这是一张大战的发生地。血腥充斥,污臭得仿佛千万头牲畜尸体的发酵。
这处一个身披虎皮,蜂腰熊背,膀大肥圆的汉子,粗糙的满头乱发绑了两个粗大的辫子,络腮胡遮住了半脸,他蹬着鹿皮靴走走停停,挑着尸体翻找了半日,似乎是失去了耐性,啐了口浓痰,朝身后吼道:“格老子的,宋岩******尸首老早就冲成垃圾了,你他妈还叫老子亲自来找。”
“谁让你们华月,为了稳军心,做了个假的尸首挂在城上?”
那汉子圆目一瞪,冷笑道:“也比不了你们越国,为了个劳什子的破烂玩意,把三军统帅都能阴死在这嘎达角落里。哎,老实说,你们那位陛下如果是知道了你的所作所为,会御驾亲征来把你扒皮抽筋吗?”
身后那人笑道:“他为帝最重要的东西都被宋岩给藏着,京都,呵,不比这藏玉关要平静。”

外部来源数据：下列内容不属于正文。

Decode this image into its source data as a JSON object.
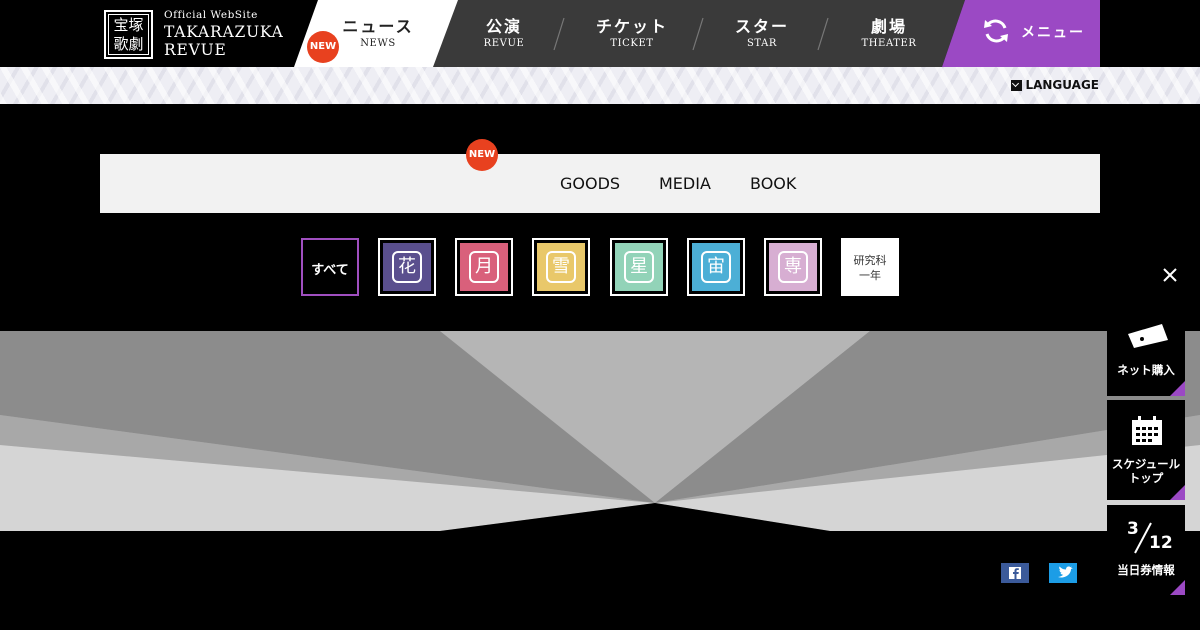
{
  "header": {
    "logo": {
      "seal_line1": "宝塚",
      "seal_line2": "歌劇",
      "subtitle": "Official WebSite",
      "name_line1": "TAKARAZUKA",
      "name_line2": "REVUE"
    },
    "nav": [
      {
        "jp": "ニュース",
        "en": "NEWS",
        "active": true,
        "badge": "NEW"
      },
      {
        "jp": "公演",
        "en": "REVUE"
      },
      {
        "jp": "チケット",
        "en": "TICKET"
      },
      {
        "jp": "スター",
        "en": "STAR"
      },
      {
        "jp": "劇場",
        "en": "THEATER"
      }
    ],
    "menu_label": "メニュー",
    "colors": {
      "nav_dark": "#3a3a3a",
      "nav_active": "#ffffff",
      "menu_purple": "#9b49c4",
      "badge_red": "#e8411f"
    }
  },
  "language_label": "LANGUAGE",
  "category_tabs": [
    {
      "label": "GOODS"
    },
    {
      "label": "MEDIA"
    },
    {
      "label": "BOOK"
    }
  ],
  "category_badge": "NEW",
  "troupes": [
    {
      "label": "すべて",
      "selected": true,
      "color": "#000000"
    },
    {
      "glyph": "花",
      "color": "#5a4f8e",
      "icon": "flower-troupe-seal"
    },
    {
      "glyph": "月",
      "color": "#d9607b",
      "icon": "moon-troupe-seal"
    },
    {
      "glyph": "雪",
      "color": "#e9c86a",
      "icon": "snow-troupe-seal"
    },
    {
      "glyph": "星",
      "color": "#92d3b8",
      "icon": "star-troupe-seal"
    },
    {
      "glyph": "宙",
      "color": "#4cafd6",
      "icon": "cosmos-troupe-seal"
    },
    {
      "glyph": "専",
      "color": "#d7aed2",
      "icon": "senka-seal"
    },
    {
      "label": "研究科\n一年",
      "color": "#ffffff"
    }
  ],
  "side_buttons": {
    "net_purchase": "ネット購入",
    "schedule": "スケジュール\nトップ",
    "today_month": "3",
    "today_day": "12",
    "today_label": "当日券情報"
  }
}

络腮胡子大汉粗眉直竖,扛着把比脑袋大的巨斧,抡圆了膀子,一刀下去,砸碎了脚下软趴趴的腐尸,喷涌而出的已非滚热鲜血,还是碧绿色烂丑的稠汁。
臭不可闻,臭不可闻啊。
一千两百里外,京都。
今天是个普通日子,白日不骄,碧空万里,宜求财,嫁娶。京都走街窜巷的小贩,仍是可着劲儿的吆喝,几声叫嚷,声音便被盖了下去。边疆传来似乎只有捷报,让皇城根处的百姓一浪高过一浪的欢天喜地,血腥,枯骨和漫天遍野的冤魂被冷冷地挡在门外。
有点门道的人却在战战兢兢,是不是地就往城门方向看上一眼,也不知能看到什么。
三月前当今圣上发兵华月,天佑吾国,收复藏玉山脉以北大片疆土,却折进了军中第一将宋帅和三千宋家军。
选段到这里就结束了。